A “HIPAA Release” Allows Loved Ones to Access Medical Information
Author: Attorney Catherine C. Orton
Imagine your loved one suffers a stroke, or is injured in an accident, and is rushed, unconscious, to a hospital in a nearby city for specialized treatment.
Of course, in this situation, you are nervous and anxious to know the patient’s condition, but the patient remains unconscious and cannot speak, and cannot consent to the release of medical information. Unfortunately, the HIPAA Law, even in an emergency, prevents doctors or nurses from releasing any information to anyone (other than the patient), denying information to the spouse and the immediate family.
What is the HIPAA Law? Signed into law during the Clinton Administration, the law, formally known as the Health Insurance Portability and Accountability Act (“HIPAA”), was originally intended to modernize the flow of medical information and impose safeguards so patient information is protected against fraud, theft, and unauthorized release. In addition, the law imposes confidentiality on medical employees, requires medical computers to have protective software and requires proper disposal of medical records, among other things.
While the original intent of the law is understandable, unfortunately, in practice, the HIPAA law has had very frustrating results for many families. In the example above, a sudden medical emergency can leave the patient’s loved ones out in the cold.
The solution is a document, signed by the patient, which will give medical providers permission to speak with the patient’s designated individuals. This document, called a “HIPAA Release” identifies the individuals (such as your spouse, children, and/or trusted friend) who can contact the medical providers and receive information about the patient’s condition. The HIPAA Release does not give these individuals any decision-making power over health care, but it allows the loved ones to learn about the patient’s condition.
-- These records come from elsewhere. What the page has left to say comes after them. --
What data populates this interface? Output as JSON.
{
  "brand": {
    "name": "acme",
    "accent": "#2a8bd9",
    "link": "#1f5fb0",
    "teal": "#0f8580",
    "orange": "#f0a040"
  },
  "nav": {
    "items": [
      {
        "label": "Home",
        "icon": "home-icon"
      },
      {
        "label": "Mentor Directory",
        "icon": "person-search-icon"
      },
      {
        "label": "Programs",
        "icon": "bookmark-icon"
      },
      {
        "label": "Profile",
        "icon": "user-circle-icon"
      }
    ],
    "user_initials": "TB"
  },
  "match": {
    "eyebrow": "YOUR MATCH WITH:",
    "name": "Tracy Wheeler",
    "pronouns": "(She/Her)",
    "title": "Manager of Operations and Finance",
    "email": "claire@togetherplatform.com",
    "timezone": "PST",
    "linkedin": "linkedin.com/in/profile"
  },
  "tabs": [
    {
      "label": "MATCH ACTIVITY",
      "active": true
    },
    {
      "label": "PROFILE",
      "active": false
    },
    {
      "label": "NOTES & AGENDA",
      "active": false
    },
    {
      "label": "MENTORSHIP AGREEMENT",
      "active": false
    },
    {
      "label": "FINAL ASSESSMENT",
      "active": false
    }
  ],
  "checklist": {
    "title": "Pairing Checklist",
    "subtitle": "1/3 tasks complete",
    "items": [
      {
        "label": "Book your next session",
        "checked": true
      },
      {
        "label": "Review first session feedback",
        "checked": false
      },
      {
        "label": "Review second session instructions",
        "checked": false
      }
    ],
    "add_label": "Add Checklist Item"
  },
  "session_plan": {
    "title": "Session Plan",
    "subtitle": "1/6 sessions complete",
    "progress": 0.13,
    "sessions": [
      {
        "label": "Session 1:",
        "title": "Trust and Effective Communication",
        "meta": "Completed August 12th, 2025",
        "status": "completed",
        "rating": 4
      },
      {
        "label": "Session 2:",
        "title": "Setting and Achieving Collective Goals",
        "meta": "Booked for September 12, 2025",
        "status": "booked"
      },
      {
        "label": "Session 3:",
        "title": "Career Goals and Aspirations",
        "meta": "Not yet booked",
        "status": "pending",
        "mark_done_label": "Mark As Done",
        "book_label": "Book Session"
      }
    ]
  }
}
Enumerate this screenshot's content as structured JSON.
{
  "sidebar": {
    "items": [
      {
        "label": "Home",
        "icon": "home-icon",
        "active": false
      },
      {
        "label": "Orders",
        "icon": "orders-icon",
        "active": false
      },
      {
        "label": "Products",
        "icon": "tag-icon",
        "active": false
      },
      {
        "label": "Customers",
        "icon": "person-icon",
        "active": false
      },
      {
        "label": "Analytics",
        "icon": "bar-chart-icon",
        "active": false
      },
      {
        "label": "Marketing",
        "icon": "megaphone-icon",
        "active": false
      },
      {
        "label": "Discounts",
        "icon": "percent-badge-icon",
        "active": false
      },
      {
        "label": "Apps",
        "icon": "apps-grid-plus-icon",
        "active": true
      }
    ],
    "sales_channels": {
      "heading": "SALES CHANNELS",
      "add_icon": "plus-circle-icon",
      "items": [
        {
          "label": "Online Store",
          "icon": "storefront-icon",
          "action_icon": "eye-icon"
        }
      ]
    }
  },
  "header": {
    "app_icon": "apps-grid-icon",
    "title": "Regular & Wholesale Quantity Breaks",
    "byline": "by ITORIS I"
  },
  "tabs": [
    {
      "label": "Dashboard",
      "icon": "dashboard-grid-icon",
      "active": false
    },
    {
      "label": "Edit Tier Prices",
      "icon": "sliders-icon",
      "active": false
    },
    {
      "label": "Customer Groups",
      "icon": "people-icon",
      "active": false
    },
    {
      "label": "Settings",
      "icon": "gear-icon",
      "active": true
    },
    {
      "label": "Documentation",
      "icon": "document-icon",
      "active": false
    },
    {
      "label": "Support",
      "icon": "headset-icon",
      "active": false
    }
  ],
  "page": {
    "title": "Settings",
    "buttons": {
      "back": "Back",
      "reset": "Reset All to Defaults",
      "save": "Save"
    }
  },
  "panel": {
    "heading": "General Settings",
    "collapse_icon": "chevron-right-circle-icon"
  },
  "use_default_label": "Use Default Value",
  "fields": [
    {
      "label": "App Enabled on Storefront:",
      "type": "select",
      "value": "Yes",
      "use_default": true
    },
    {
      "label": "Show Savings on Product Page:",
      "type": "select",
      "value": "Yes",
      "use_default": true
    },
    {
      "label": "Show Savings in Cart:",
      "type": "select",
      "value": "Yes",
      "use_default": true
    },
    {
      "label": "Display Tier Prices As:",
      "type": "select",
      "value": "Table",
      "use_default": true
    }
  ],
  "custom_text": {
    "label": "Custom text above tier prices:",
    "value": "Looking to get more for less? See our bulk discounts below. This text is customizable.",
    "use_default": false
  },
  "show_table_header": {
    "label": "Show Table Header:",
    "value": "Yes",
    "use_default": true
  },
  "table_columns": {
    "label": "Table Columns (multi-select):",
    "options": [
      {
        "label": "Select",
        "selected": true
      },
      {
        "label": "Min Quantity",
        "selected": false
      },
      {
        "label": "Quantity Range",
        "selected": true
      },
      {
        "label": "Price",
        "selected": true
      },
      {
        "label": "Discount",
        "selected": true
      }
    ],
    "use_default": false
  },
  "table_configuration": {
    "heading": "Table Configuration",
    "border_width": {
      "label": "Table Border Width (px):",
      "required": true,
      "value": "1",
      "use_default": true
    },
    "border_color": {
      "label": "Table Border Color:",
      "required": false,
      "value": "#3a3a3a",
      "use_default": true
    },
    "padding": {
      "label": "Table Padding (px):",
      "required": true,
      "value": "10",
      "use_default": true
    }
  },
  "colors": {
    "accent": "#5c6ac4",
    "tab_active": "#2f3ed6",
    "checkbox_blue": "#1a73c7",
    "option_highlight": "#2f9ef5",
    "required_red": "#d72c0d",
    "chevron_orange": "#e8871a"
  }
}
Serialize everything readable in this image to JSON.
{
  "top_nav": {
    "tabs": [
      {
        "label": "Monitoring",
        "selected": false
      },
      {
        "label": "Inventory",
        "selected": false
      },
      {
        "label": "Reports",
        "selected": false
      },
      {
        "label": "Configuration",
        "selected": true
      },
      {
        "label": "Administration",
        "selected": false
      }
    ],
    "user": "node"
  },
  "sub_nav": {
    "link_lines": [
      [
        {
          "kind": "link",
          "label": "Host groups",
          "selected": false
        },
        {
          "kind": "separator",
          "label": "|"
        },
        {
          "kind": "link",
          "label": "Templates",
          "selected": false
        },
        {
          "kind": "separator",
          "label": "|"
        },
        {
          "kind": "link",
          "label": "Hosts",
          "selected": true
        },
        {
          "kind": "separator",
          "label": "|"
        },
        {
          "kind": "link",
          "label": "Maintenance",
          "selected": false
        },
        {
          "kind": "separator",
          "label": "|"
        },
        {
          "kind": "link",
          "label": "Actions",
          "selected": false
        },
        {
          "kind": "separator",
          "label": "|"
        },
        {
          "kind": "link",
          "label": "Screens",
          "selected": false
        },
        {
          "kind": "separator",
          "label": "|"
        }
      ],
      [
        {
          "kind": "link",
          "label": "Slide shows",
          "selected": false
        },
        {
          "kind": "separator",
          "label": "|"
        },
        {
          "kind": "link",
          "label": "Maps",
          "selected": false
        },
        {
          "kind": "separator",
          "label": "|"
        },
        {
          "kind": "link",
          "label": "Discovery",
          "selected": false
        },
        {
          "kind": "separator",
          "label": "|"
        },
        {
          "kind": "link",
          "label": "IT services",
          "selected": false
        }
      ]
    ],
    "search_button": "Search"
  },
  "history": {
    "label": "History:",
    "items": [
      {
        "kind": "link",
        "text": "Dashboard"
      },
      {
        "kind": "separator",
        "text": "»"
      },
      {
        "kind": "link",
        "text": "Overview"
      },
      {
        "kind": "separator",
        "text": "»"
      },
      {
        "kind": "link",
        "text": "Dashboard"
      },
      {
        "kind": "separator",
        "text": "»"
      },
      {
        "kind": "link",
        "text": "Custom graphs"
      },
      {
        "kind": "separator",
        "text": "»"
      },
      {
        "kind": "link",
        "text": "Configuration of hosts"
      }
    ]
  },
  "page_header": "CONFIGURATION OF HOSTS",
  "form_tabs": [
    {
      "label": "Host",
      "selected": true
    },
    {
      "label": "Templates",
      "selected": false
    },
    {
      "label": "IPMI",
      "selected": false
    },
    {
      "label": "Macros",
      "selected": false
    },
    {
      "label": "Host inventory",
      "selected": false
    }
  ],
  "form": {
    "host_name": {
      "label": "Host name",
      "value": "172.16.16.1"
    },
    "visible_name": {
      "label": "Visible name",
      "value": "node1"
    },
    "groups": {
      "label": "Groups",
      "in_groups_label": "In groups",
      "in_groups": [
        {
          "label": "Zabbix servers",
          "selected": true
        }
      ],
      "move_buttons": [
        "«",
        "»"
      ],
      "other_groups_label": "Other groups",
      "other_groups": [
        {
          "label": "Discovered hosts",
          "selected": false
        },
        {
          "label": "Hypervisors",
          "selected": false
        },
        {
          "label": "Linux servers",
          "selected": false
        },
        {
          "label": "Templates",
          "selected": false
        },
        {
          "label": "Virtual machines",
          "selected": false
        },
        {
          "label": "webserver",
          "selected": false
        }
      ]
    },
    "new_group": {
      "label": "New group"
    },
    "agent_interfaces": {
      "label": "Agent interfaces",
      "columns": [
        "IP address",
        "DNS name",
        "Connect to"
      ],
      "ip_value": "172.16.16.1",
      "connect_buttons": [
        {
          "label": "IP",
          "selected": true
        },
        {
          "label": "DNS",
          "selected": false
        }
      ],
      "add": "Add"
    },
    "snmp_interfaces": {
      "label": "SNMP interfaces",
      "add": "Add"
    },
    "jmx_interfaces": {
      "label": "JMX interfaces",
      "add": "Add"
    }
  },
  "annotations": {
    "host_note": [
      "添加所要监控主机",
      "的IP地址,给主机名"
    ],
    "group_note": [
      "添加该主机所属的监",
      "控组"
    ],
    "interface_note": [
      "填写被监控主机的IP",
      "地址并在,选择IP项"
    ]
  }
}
Many medical providers offer a HIPAA Release for surgical patients to sign before surgery, so the doctor can speak to loved ones following the surgery. But, too often, these pre-printed hospital forms include an automatic expiration date. When the Release expires, the patient and their family are back to square one: no access to information.
Instead, as part of a comprehensive estate plan, the attorneys at the Curran Law Office draft a HIPAA Release which has no expiration date. The HIPAA Release is signed, notarized, and put in the patient’s medical records along with their Health Care Power of Attorney. Thus, whenever the patient suffers a medical issue, the HIPAA Release is already in place to provide loved ones with access to the patient’s medical information no matter where they are being treated.